Thursday, November 4, 2021

Working Girls (Lizzie Borden, 1986)

 

Lizzie Borden’s Working Girls might be one of the finest-ever studies of a workplace, regardless that the work in question is prostitution, sold out of a discreetly upscale apartment; in just an hour and a half, it encompasses an astounding range of incident and interaction and attitude, facilitating an improbably complete sense of the establishment as a multi-faceted meeting place and as economic matrix. It convincingly captures the mundane rhythms and rituals of the place: the different practices that kick in when the boss isn’t around, lunch orders, runs to the pharmacy, breaking in of new recruits, requests to stay late; all as naturalistically textured as if Borden had been observing it all her life. The women are convincingly diverse in their race, motivations, attitudes toward the job (some hide it from their significant others, some don’t; some use their real names, some don’t), where they draw the line with the clients; the clients in turn range from needy (there are frequent requests to meet the women outside, based in a belief that these are real connections, held back by the artificiality of the setting) to entitled to entirely businesslike.

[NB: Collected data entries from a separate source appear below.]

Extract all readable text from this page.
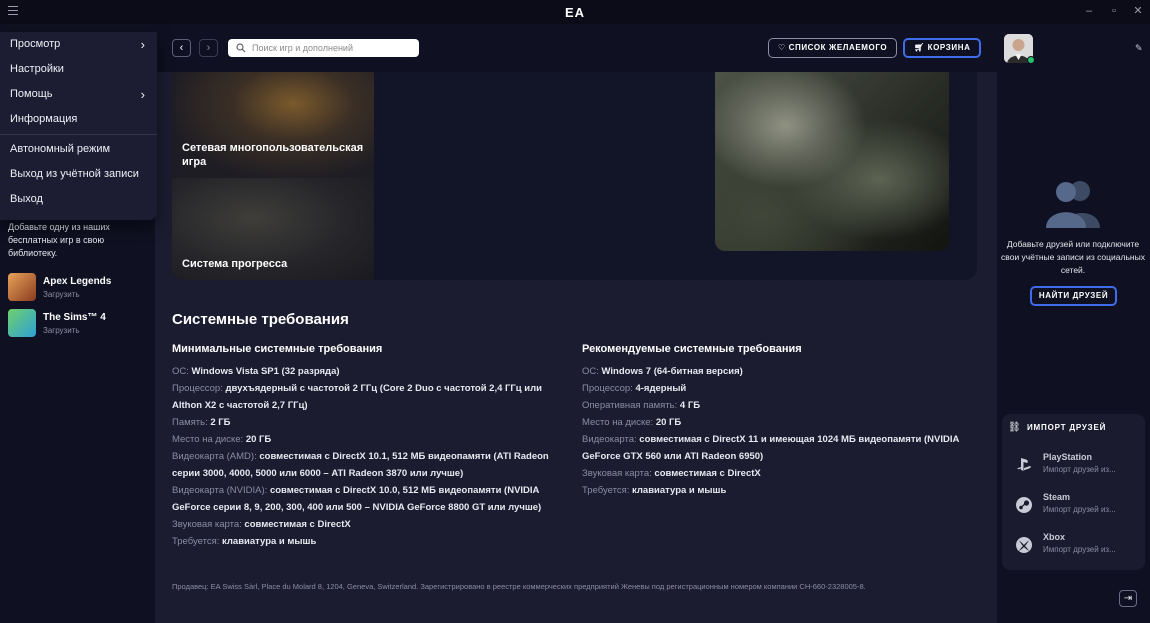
EA	–	▫	✕
Просмотр	›
Настройки
Помощь	›
Информация
Автономный режим
Выход из учётной записи
Выход
Добавьте одну из наших бесплатных игр в свою библиотеку.
Apex Legends
Загрузить
The Sims™ 4
Загрузить
Сетевая многопользовательская игра
Система прогресса
Системные требования
Минимальные системные требования
ОС: Windows Vista SP1 (32 разряда)
Процессор: двухъядерный с частотой 2 ГГц (Core 2 Duo с частотой 2,4 ГГц или Althon X2 с частотой 2,7 ГГц)
Память: 2 ГБ
Место на диске: 20 ГБ
Видеокарта (AMD): совместимая с DirectX 10.1, 512 МБ видеопамяти (ATI Radeon серии 3000, 4000, 5000 или 6000 – ATI Radeon 3870 или лучше)
Видеокарта (NVIDIA): совместимая с DirectX 10.0, 512 МБ видеопамяти (NVIDIA GeForce серии 8, 9, 200, 300, 400 или 500 – NVIDIA GeForce 8800 GT или лучше)
Звуковая карта: совместимая с DirectX
Требуется: клавиатура и мышь
Рекомендуемые системные требования
ОС: Windows 7 (64-битная версия)
Процессор: 4-ядерный
Оперативная память: 4 ГБ
Место на диске: 20 ГБ
Видеокарта: совместимая с DirectX 11 и имеющая 1024 МБ видеопамяти (NVIDIA GeForce GTX 560 или ATI Radeon 6950)
Звуковая карта: совместимая с DirectX
Требуется: клавиатура и мышь
Продавец: EA Swiss Sàrl, Place du Molard 8, 1204, Geneva, Switzerland. Зарегистрировано в реестре коммерческих предприятий Женевы под регистрационным номером компании CH-660-2328005-8.
‹	›
Поиск игр и дополнений	♡ СПИСОК ЖЕЛАЕМОГО	🛒︎ КОРЗИНА	✎
Добавьте друзей или подключите свои учётные записи из социальных сетей.
НАЙТИ ДРУЗЕЙ
⛓ ИМПОРТ ДРУЗЕЙ
PlayStation
Импорт друзей из...
Steam
Импорт друзей из...
Xbox
Импорт друзей из...
⇥
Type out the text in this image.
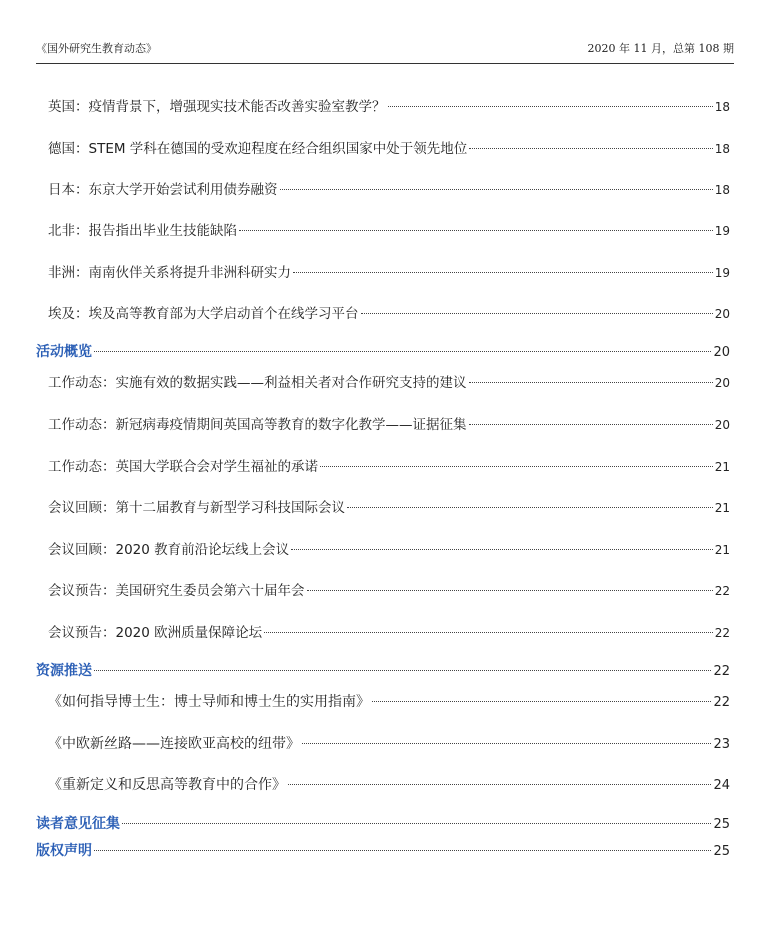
《国外研究生教育动态》	2020 年 11 月，总第 108 期
英国：疫情背景下，增强现实技术能否改善实验室教学？	18
德国：STEM 学科在德国的受欢迎程度在经合组织国家中处于领先地位	18
日本：东京大学开始尝试利用债券融资	18
北非：报告指出毕业生技能缺陷	19
非洲：南南伙伴关系将提升非洲科研实力	19
埃及：埃及高等教育部为大学启动首个在线学习平台	20
活动概览	20
工作动态：实施有效的数据实践——利益相关者对合作研究支持的建议	20
工作动态：新冠病毒疫情期间英国高等教育的数字化教学——证据征集	20
工作动态：英国大学联合会对学生福祉的承诺	21
会议回顾：第十二届教育与新型学习科技国际会议	21
会议回顾：2020 教育前沿论坛线上会议	21
会议预告：美国研究生委员会第六十届年会	22
会议预告：2020 欧洲质量保障论坛	22
资源推送	22
《如何指导博士生：博士导师和博士生的实用指南》	22
《中欧新丝路——连接欧亚高校的纽带》	23
《重新定义和反思高等教育中的合作》	24
读者意见征集	25
版权声明	25
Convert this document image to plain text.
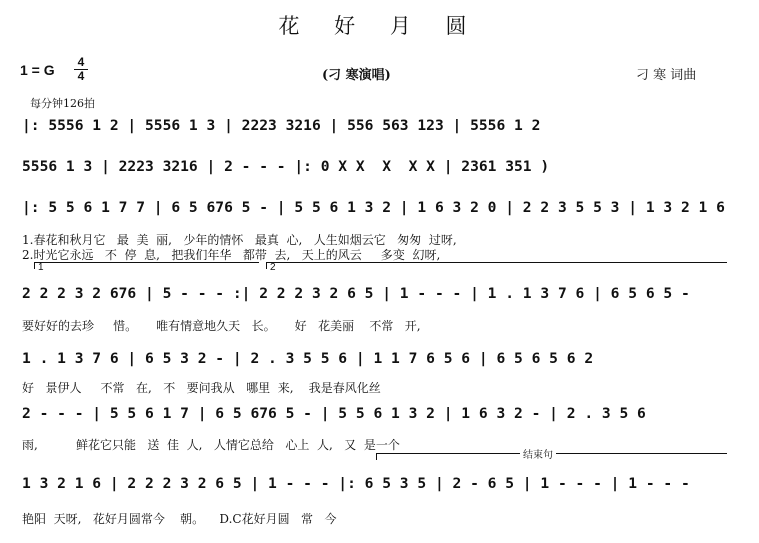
花 好 月 圆
1 = G	4
4	(刁 寒演唱)	刁 寒 词曲
每分钟126拍
|: 5556 1 2 | 5556 1 3 | 2223 3216 | 556 563 123 | 5556 1 2
5556 1 3 | 2223 3216 | 2 - - - |: 0 X X  X  X X | 2361 351 )
|: 5 5 6 1 7 7 | 6 5 676 5 - | 5 5 6 1 3 2 | 1 6 3 2 0 | 2 2 3 5 5 3 | 1 3 2 1 6
1.春花和秋月它   最  美  丽,   少年的情怀   最真  心,   人生如烟云它   匆匆  过呀,
2.时光它永远   不  停  息,   把我们年华   都带  去,   天上的风云     多变  幻呀,
1	2
2 2 2 3 2 676 | 5 - - - :| 2 2 2 3 2 6 5 | 1 - - - | 1 . 1 3 7 6 | 6 5 6 5 -
要好好的去珍     惜。     唯有情意地久天   长。     好   花美丽    不常   开,
1 . 1 3 7 6 | 6 5 3 2 - | 2 . 3 5 5 6 | 1 1 7 6 5 6 | 6 5 6 5 6 2
好   景伊人     不常   在,   不   要问我从   哪里  来,    我是春风化丝
2 - - - | 5 5 6 1 7 | 6 5 676 5 - | 5 5 6 1 3 2 | 1 6 3 2 - | 2 . 3 5 6
雨,          鲜花它只能   送  佳  人,   人情它总给   心上  人,   又  是一个
结束句
1 3 2 1 6 | 2 2 2 3 2 6 5 | 1 - - - |: 6 5 3 5 | 2 - 6 5 | 1 - - - | 1 - - -
艳阳  天呀,   花好月圆常今    朝。    D.C花好月圆   常   今
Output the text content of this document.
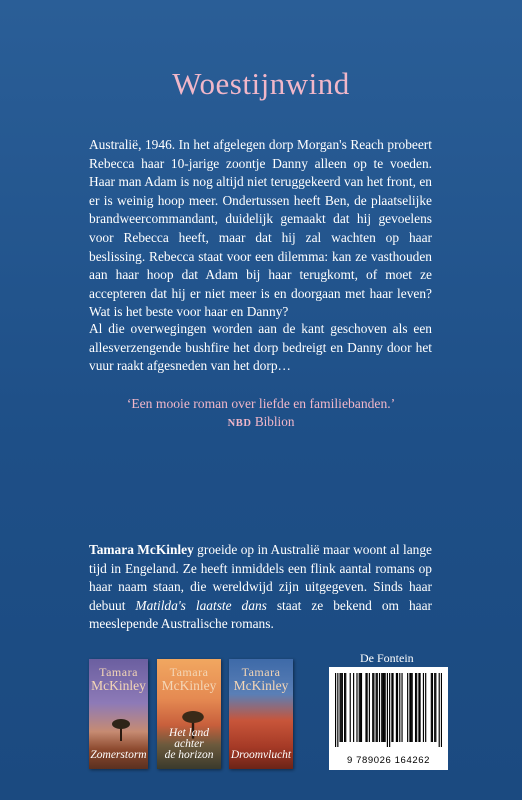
Woestijnwind

Australië, 1946. In het afgelegen dorp Morgan's Reach probeert Rebecca haar 10-jarige zoontje Danny alleen op te voeden. Haar man Adam is nog altijd niet teruggekeerd van het front, en er is weinig hoop meer. Ondertussen heeft Ben, de plaatselijke brandweercommandant, duidelijk gemaakt dat hij gevoelens voor Rebecca heeft, maar dat hij zal wachten op haar beslissing. Rebecca staat voor een dilemma: kan ze vasthouden aan haar hoop dat Adam bij haar terugkomt, of moet ze accepteren dat hij er niet meer is en doorgaan met haar leven? Wat is het beste voor haar en Danny?

Al die overwegingen worden aan de kant geschoven als een allesverzengende bushfire het dorp bedreigt en Danny door het vuur raakt afgesneden van het dorp…

‘Een mooie roman over liefde en familiebanden.’
NBD Biblion

Tamara McKinley groeide op in Australië maar woont al lange tijd in Engeland. Ze heeft inmiddels een flink aantal romans op haar naam staan, die wereldwijd zijn uitgegeven. Sinds haar debuut Matilda's laatste dans staat ze bekend om haar meeslepende Australische romans.

Tamara
McKinley
Zomerstorm
Tamara
McKinley
Het land achter
de horizon
Tamara
McKinley
Droomvlucht
De Fontein
9 789026 164262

The film is explicit about the job’s physical requirements, meticulous in tracking the money (the central character Molly enters everything in a little book, depositing her takings on the way home); it’s often funny in the way that workplaces usually are, and of course deadly serious. While Borden’s style is generally intimately naturalistic, the scenes between the women and clients are sometimes consciously posed, coaxing us to view those encounters as structural constructs, and to interrogate our own gaze on them. Her amazing film ends as it began, in the midst of domestic intimacy, establishing all that we’ve seen as a common extension of that state, and uncomfortably sharing many of its attributes.